Miriam was able to meet a 3 star General who attends all the football games along with his wife. His wife asked one of the girls if Miriam had committed yet, and said she needs too. She took off her "spirit" beads for the girl to give to Miriam. Others on the girls team said they had never even gotten to talk to her or had been noticed. Miriam is keeping those beads as a treasure.
"There were some things I could not see myself doing, and it is a huge commitment," Miriam said, "and if you are not up to it, I could not see myself going."
Three other prospects were visiting, she said, - 1 committed before she came, one committed on her first day, and the 3rd before the football game.
"There is a lot of pressure to commit. Mom and I prayed a lot about what I should do."
Miriam's Harvard visit was actually in between North Dakota and the Air Force Academy. There were no Generals, no Stealth bombers, but it was Harvard. You need say nothing more.
At Boston's Logan airport, Miriam sat next to a lady who spoke German, Italian, English, and was learning Spanish. She and her husband were going to manage a ski resort in Northern Italy.
This is only one story, Miriam said, but at Harvard there will be millions of stories like that. Harvard is Harvard. You don't have to say anymore as far as academics. Also, their girl's basketball team is good and has earned numerous Ivy League titles.

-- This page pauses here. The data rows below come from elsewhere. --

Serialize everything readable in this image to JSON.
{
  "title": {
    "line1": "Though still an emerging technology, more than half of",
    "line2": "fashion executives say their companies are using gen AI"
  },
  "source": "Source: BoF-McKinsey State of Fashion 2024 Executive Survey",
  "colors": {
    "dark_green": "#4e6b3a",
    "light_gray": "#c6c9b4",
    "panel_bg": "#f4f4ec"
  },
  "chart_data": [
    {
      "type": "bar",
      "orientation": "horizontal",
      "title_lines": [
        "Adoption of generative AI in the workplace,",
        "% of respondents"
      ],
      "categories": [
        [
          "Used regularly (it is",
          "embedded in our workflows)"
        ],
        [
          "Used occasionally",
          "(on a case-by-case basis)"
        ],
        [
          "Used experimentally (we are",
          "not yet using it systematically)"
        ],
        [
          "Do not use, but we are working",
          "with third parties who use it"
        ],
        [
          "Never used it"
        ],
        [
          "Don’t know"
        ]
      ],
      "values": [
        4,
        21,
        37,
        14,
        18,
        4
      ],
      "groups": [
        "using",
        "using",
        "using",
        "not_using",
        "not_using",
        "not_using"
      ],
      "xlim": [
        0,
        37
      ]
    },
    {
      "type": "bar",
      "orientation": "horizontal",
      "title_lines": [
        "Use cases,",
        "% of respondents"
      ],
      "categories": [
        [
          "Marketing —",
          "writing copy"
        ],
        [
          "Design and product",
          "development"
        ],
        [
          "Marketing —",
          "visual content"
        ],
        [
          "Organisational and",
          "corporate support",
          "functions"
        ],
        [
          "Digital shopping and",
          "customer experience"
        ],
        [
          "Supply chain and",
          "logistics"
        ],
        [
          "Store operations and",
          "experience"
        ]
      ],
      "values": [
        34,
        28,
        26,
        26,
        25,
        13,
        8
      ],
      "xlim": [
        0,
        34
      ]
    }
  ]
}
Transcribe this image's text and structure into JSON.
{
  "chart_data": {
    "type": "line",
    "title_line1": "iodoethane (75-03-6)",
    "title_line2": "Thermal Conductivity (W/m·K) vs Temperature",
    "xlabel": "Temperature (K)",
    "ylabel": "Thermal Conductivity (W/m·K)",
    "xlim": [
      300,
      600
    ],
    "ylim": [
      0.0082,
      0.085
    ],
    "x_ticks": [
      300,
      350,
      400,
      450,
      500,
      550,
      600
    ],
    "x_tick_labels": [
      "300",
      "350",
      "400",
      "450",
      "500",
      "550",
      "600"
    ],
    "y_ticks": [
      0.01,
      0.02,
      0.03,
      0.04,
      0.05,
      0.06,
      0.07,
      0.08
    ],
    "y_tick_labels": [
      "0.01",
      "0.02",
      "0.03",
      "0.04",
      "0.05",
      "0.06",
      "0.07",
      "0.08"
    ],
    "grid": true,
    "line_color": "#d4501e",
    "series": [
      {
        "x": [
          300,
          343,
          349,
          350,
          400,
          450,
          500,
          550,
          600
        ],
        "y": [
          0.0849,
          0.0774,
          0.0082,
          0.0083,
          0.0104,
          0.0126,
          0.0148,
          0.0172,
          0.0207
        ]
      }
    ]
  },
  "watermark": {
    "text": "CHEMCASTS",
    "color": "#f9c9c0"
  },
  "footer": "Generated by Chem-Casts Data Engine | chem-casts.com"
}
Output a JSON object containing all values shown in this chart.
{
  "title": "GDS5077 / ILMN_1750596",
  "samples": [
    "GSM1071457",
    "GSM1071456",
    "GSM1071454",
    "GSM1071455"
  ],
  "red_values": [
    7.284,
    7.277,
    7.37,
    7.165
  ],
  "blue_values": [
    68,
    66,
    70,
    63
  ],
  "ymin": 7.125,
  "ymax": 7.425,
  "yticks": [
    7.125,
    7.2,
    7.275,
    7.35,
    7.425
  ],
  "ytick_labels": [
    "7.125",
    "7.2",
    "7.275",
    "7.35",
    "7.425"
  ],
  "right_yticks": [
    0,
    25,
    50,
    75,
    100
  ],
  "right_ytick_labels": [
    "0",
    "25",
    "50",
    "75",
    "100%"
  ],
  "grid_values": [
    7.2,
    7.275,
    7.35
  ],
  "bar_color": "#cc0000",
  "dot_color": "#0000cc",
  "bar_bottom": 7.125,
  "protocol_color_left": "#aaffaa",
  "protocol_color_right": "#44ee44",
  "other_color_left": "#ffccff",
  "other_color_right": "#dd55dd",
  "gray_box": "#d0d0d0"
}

When you think that Harvard only accepts 6% of their applicants, you realize how fortunate you are to have this opportunity.
Harvard is also a $50,000 a year school, and Ivy League schools do not give out scholarships except for need through financial aid. For Miriam, the school will cost her $5,000 vs. the $50,000.
In narrowing her options, after her final visit to Colorado October 6th, Miriam had her answer by October 15th, Harvard was the school. It met her main criteria where academics comes first:
#1. A school that will give you the best education possible
#2. A school that has a winning tradition in basketball - a win loss record combined with attitude on and off the court.
#3. The feeling that the team was a family that I wanted to be a part of. First from coaches and their expectation, their attitude and their outlook on life..... you can get a lot from that.
Miriam had taken her five major categories of Academic, Team, Coaches, Basketball program, Community and broke each down into five subcategories. Then she rated them with her own method of scoring.
"To make it a tangible thing to look at, I stickified it with stickers," she laughed. "For instance, under scholarships I would put a big smiley face if they offered money, or sad face if they didn't.
"Some coaches could not wait and filled their positions such as the University of Minnesota, and Illinois State, so I pulled those schools off the chart. Then I gave stars, a blue star was excellent and scored 1 point, then red, then green, and finally gold which was rotten.
"I score it like golf, low number wins."
Miriam's parents are Doug and Anita Rutzen of RR1 Box 41A, Blandinsville, IL 61420. They attend the Grace Bible Church, in Monmouth. She has one brother David Rutzen who they lost in a car accident her Freshman year.
Miriam will leave Labor Day weekend for Harvard in Boston, MA.
She leaves these thoughts for others to follow:
"Respect those who have brought you where you are and show your appreciation and be thankful. So much of it is attitude. Don't settle, have fun, enjoy and live life to the fullest."
Miriam Rutzen with her parents Doug and Anita Rutzen and her coaches as she signs her commitment to play basketball at Harvard University.